Fir disease spreading along the Oregon Coast

09/10/1996

ASTORIA - A disease native to the Pacific Northwest, once considered a minor problem in young forest trees, is becoming more evident among both younger and older Douglas-fir trees of the Oregon Coast.

Since the 1920's this fungal disease, called Swiss needle cast, has caused severe damage to Douglas-fir planted in non-native locations such as the eastern United States, Europe and New Zealand, according to Katy Kavanagh, a forestry agent for the Oregon State University Extension Service.

"We're not sure what has changed, but it has become more damaging and is killing many of the younger Douglas-fir trees located along the Oregon coast," said Kavanagh.

A discoloration of trees caused by Swiss needle cast was observed in an aerial survey by the Oregon Department of Forestry, with the problem centered around Tillamook but extending from Clatsop County to Curry County.

"It probably continues south into California and north into Washington, said Kavanagh, "but they didn't fly those areas in the survey."

Almost all discoloration from Swiss needle cast is within 14 miles of the Oregon Coast, she said.

The disease is called Swiss needle cast not because it is from Switzerland but because that is where it was first recognized. It makes a tree look as if it is going bald.

Normally a conifer tree keeps four years worth of needles on a branch. But following infection, Kavanagh said, the tree sheds the older needles, leaving only one to two years of growth.

Spores that spread the disease are released by older needles in the spring, infecting new growth, she added. The damp conditions typical in Pacific Northwest springs help spread the disease.

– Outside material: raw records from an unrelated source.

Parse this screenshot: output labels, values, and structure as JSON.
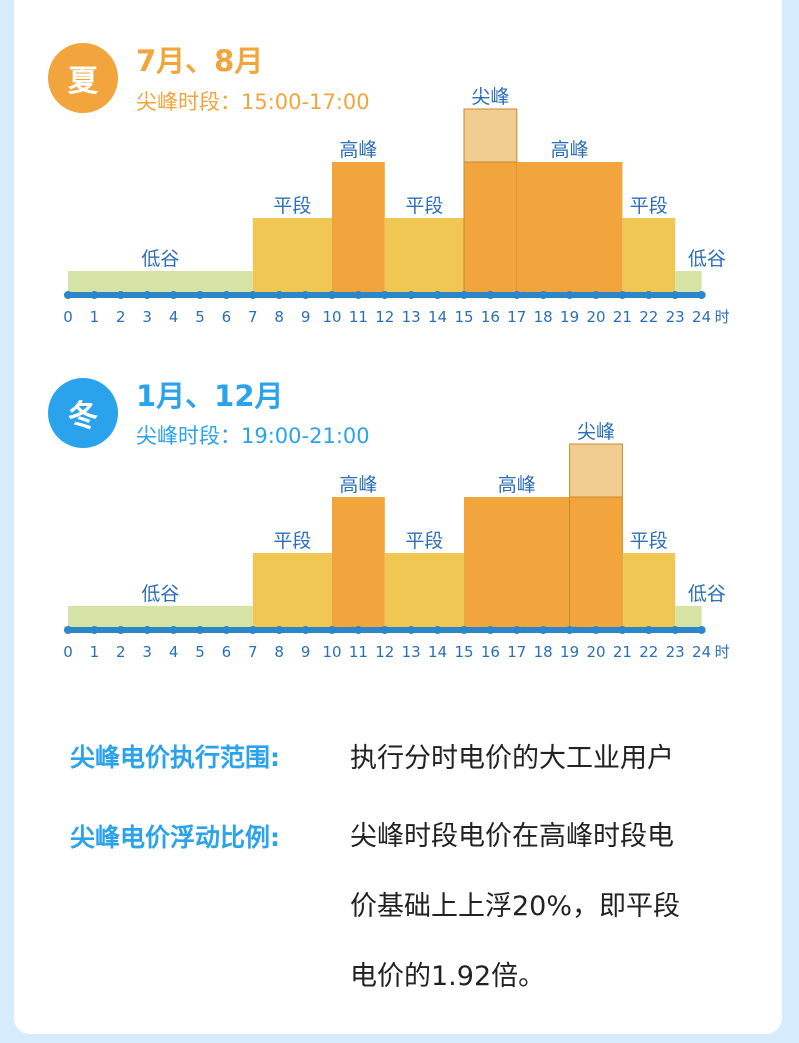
{
  "summer": {
    "badge": "夏",
    "months": "7月、8月",
    "peak_label": "尖峰时段：15:00-17:00",
    "color": "#f2a53c"
  },
  "winter": {
    "badge": "冬",
    "months": "1月、12月",
    "peak_label": "尖峰时段：19:00-21:00",
    "color": "#2ba3ec"
  },
  "colors": {
    "low": "#d5e3a4",
    "flat": "#f0c752",
    "high": "#f2a53c",
    "peak_top": "#f2cd92",
    "axis": "#2b87c9",
    "label": "#2b6fb8"
  },
  "chart_data": [
    {
      "type": "bar",
      "title": "7月、8月",
      "x_ticks": [
        "0",
        "1",
        "2",
        "3",
        "4",
        "5",
        "6",
        "7",
        "8",
        "9",
        "10",
        "11",
        "12",
        "13",
        "14",
        "15",
        "16",
        "17",
        "18",
        "19",
        "20",
        "21",
        "22",
        "23",
        "24"
      ],
      "x_unit": "时",
      "level_order": [
        "低谷",
        "平段",
        "高峰",
        "尖峰"
      ],
      "segments": [
        {
          "start": 0,
          "end": 7,
          "level": "低谷"
        },
        {
          "start": 7,
          "end": 10,
          "level": "平段"
        },
        {
          "start": 10,
          "end": 12,
          "level": "高峰"
        },
        {
          "start": 12,
          "end": 15,
          "level": "平段"
        },
        {
          "start": 15,
          "end": 17,
          "level": "尖峰"
        },
        {
          "start": 17,
          "end": 21,
          "level": "高峰"
        },
        {
          "start": 21,
          "end": 23,
          "level": "平段"
        },
        {
          "start": 23,
          "end": 24,
          "level": "低谷"
        }
      ]
    },
    {
      "type": "bar",
      "title": "1月、12月",
      "x_ticks": [
        "0",
        "1",
        "2",
        "3",
        "4",
        "5",
        "6",
        "7",
        "8",
        "9",
        "10",
        "11",
        "12",
        "13",
        "14",
        "15",
        "16",
        "17",
        "18",
        "19",
        "20",
        "21",
        "22",
        "23",
        "24"
      ],
      "x_unit": "时",
      "level_order": [
        "低谷",
        "平段",
        "高峰",
        "尖峰"
      ],
      "segments": [
        {
          "start": 0,
          "end": 7,
          "level": "低谷"
        },
        {
          "start": 7,
          "end": 10,
          "level": "平段"
        },
        {
          "start": 10,
          "end": 12,
          "level": "高峰"
        },
        {
          "start": 12,
          "end": 15,
          "level": "平段"
        },
        {
          "start": 15,
          "end": 19,
          "level": "高峰"
        },
        {
          "start": 19,
          "end": 21,
          "level": "尖峰"
        },
        {
          "start": 21,
          "end": 23,
          "level": "平段"
        },
        {
          "start": 23,
          "end": 24,
          "level": "低谷"
        }
      ]
    }
  ],
  "info": {
    "scope_label": "尖峰电价执行范围:",
    "scope_text": "执行分时电价的大工业用户",
    "ratio_label": "尖峰电价浮动比例:",
    "ratio_lines": [
      "尖峰时段电价在高峰时段电",
      "价基础上上浮20%，即平段",
      "电价的1.92倍。"
    ]
  }
}
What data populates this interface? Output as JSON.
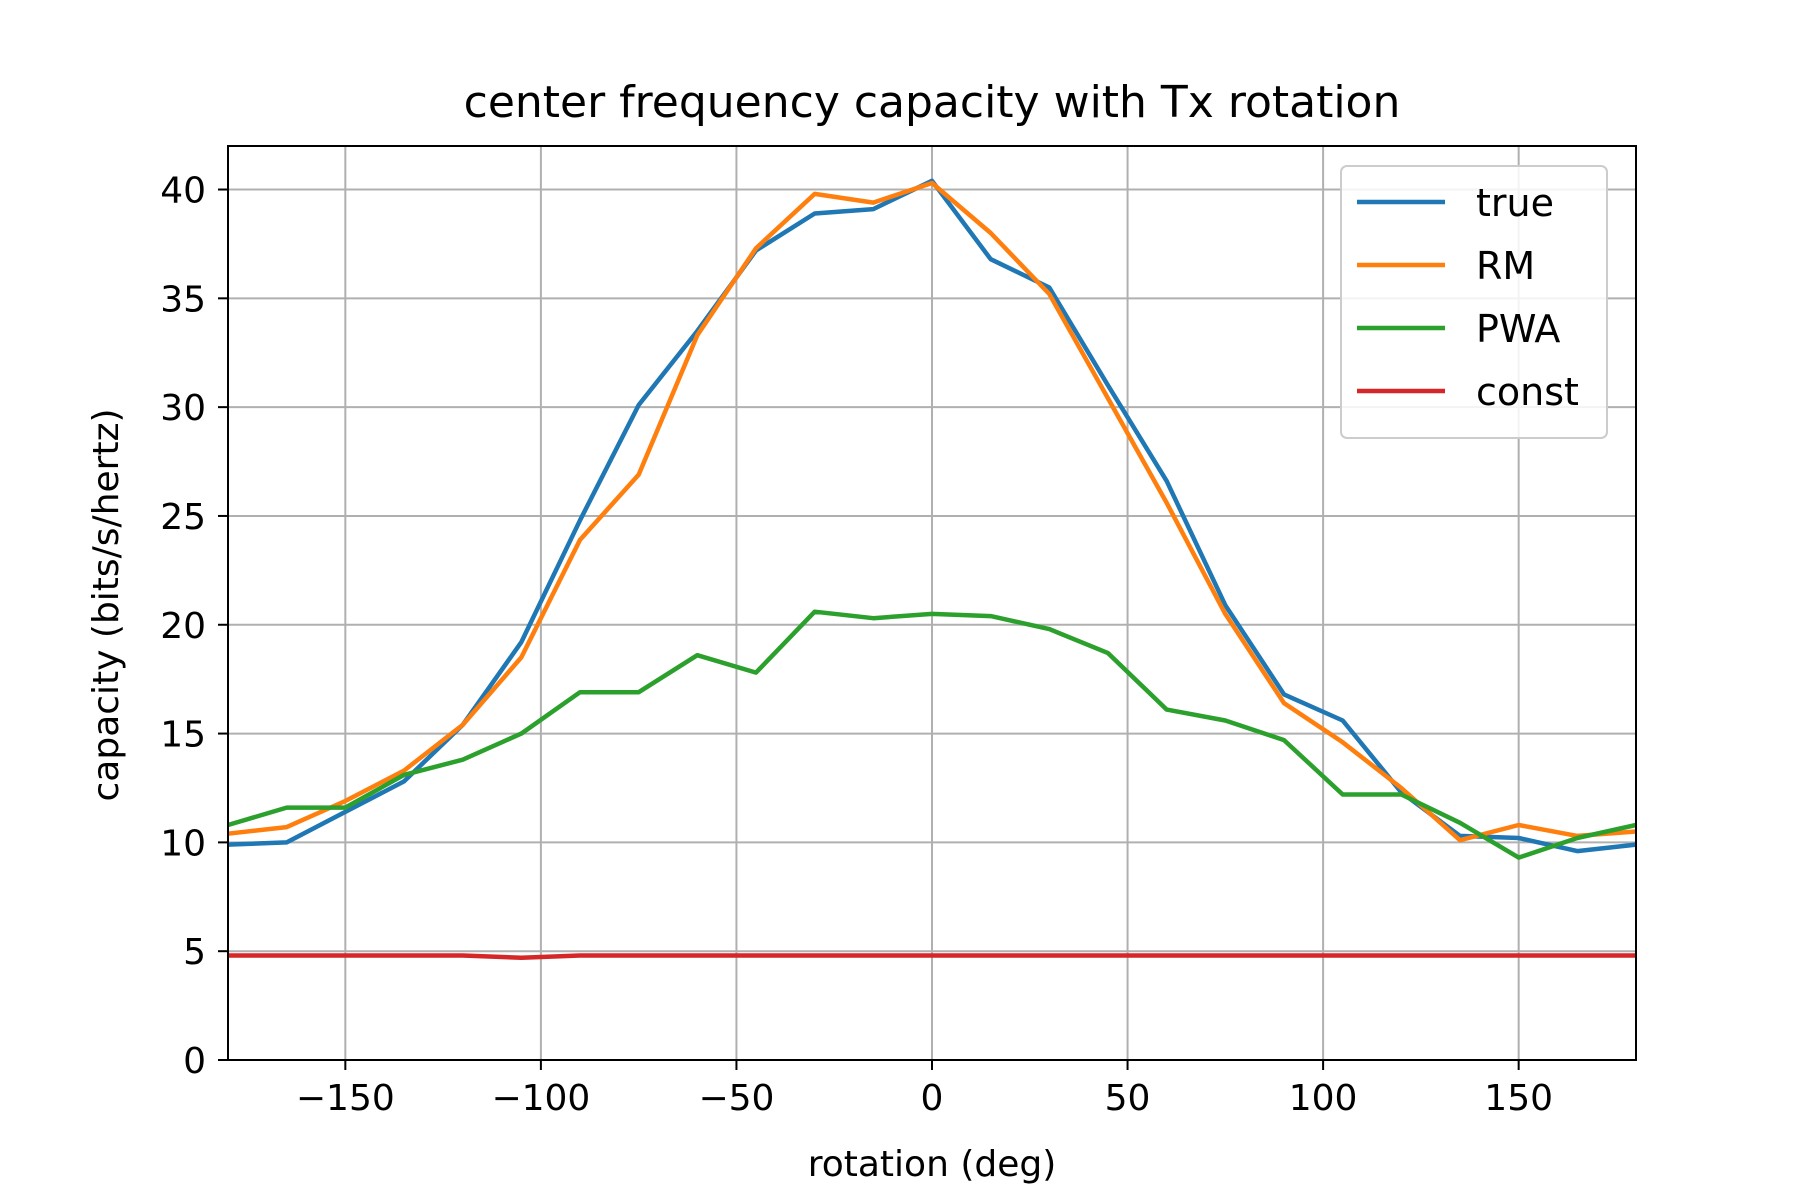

"There is still a lot we don't know," said Kavanagh. "We don't understand why one tree gets it and others don't, or why some trees survive an early attack and are able to continue to thrive.

"Currently," she said, "the Oregon Department of Forestry and Oregon State University are conducting research to identify how extensive the disease is and if there are trees that are more resistant."

Some foresters have controlled the disease by planting resistant trees and avoiding planting Douglas-fir in high-risk sites, according to Kavanagh. Applying fungicides in forests is not a viable control method, she said. They would have to be reapplied after every spring rain.

Christmas tree growers around Oregon have dealt with the disease for many years, Kavanagh said, because they sometimes use seed from infected areas. They spray their trees with a fungicide.